Hilfe bei der Tool-Auswahl: die STARK-Reflexion

Bei der OER-Erstellung (wie auch allgemein bei digital-unterstützter Bildung) ist man mit der Herausforderung konfrontiert, dass es zahlreiche und auch immer wieder neue Tools hierfür gibt. Daraus folgen viele Fragen und oft auch Unsicherheiten: Welches dieser vielen Tools soll ich auswählen? Wie gut ist ein bestimmtes Tool? Lohnt sich eine Einarbeitung? Auf was muss ich unbedingt achten?

Hilfe bei diesen und weiteren Fragen bietet die STARK-Reflexion. STARK steht für wichtige Kriterien, die bei einem Tool zur OER-Erstellung möglichst erfüllt sein sollten: Souveränität über die Inhalte, einfaches Teilen, gute und passende Anwendbarkeit, Möglichkeit zu Remix und die Option zu Kollaboration.

Im folgenden Blogbeitrag stelle ich diese fünf Kriterien mit Beispielen vor.

Souveränität: Behalte ich die Hoheit über meine Inhalte?

OER sind Bildungsmaterialien, die unter einer offenen Lizenz veröffentlicht werden.

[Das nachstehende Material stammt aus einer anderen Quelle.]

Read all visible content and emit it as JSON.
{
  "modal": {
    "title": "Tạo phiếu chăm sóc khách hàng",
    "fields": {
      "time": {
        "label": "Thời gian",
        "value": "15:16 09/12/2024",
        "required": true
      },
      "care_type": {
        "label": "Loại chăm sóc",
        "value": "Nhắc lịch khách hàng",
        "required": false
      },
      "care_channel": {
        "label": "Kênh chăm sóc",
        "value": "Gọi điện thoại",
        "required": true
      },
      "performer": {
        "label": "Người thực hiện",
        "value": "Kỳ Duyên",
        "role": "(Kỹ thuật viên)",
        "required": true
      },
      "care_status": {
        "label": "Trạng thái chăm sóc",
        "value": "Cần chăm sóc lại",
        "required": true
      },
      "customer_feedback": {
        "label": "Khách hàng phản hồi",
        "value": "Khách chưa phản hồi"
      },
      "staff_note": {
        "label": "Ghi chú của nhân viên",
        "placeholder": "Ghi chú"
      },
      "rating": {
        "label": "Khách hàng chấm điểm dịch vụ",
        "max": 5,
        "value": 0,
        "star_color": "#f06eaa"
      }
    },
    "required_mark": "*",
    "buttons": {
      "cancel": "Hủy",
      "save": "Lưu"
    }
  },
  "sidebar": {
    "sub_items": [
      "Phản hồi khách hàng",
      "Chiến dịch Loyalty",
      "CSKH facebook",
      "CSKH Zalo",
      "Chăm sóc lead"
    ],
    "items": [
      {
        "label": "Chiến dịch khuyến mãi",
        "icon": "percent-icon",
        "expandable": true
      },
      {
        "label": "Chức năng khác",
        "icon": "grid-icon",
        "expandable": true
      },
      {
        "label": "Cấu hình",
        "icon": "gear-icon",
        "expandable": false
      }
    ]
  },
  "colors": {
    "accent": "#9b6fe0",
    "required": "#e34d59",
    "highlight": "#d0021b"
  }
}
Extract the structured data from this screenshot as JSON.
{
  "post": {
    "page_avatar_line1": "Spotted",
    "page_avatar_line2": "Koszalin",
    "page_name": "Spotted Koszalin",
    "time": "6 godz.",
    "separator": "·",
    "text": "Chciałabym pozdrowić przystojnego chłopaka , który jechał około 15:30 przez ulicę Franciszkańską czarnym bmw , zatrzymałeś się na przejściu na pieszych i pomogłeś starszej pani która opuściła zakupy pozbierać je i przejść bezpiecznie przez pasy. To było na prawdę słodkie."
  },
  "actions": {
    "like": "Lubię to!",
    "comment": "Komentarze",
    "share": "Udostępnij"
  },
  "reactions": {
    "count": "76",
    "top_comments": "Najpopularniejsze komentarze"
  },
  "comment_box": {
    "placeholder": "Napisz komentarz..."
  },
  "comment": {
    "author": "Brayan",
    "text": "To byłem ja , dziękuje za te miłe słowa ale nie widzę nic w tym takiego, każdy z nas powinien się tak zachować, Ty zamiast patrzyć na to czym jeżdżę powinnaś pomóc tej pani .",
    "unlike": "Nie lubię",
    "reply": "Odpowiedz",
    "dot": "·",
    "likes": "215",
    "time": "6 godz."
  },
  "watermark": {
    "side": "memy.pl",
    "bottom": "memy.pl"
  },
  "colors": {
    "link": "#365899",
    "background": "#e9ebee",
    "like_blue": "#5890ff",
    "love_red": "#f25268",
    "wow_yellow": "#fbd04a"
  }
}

Eine offene Lizenzierung ist dabei eine bewusste Entscheidung von der erstellenden Person. Sie legt dabei fest, dass und wie sie anderen Personen die Weiternutzung ihres Materials unter bestimmten Bedingungen erlaubt.

Viele (kostenfreie) Tools im Internet finanzieren sich allerdings über weitgehende Rechte-Abtretungen bei erstellten Inhalte. Exemplarisch lässt sich das an dem Tool bitpaper zeigen: Es handelt sich dabei um ein kollaboratives Online-Whiteboard, das zusätzlich eine Chat- und Videofunktion bietet. Es ist von der Bedienbarkeit her sehr gut gemacht und noch dazu kostenfrei – auf den ersten Blick also wunderbar geeignet auch zur OER-Erstellung. Wer allerdings einen Blick in die Geschäftsbedindungen wirft, findet dort umfangreiche Rechte-Abtretungen. Armin Hanisch ‘übersetzt’ das bei Twitter (als tl;dr) mit “macht mit meinem Zeug, was Ihr wollt”. Hoheit über die erstellten Inhalte ist das ganz bestimmt nicht.

Teilen: Kann ich Inhalte einfach mit anderen teilen?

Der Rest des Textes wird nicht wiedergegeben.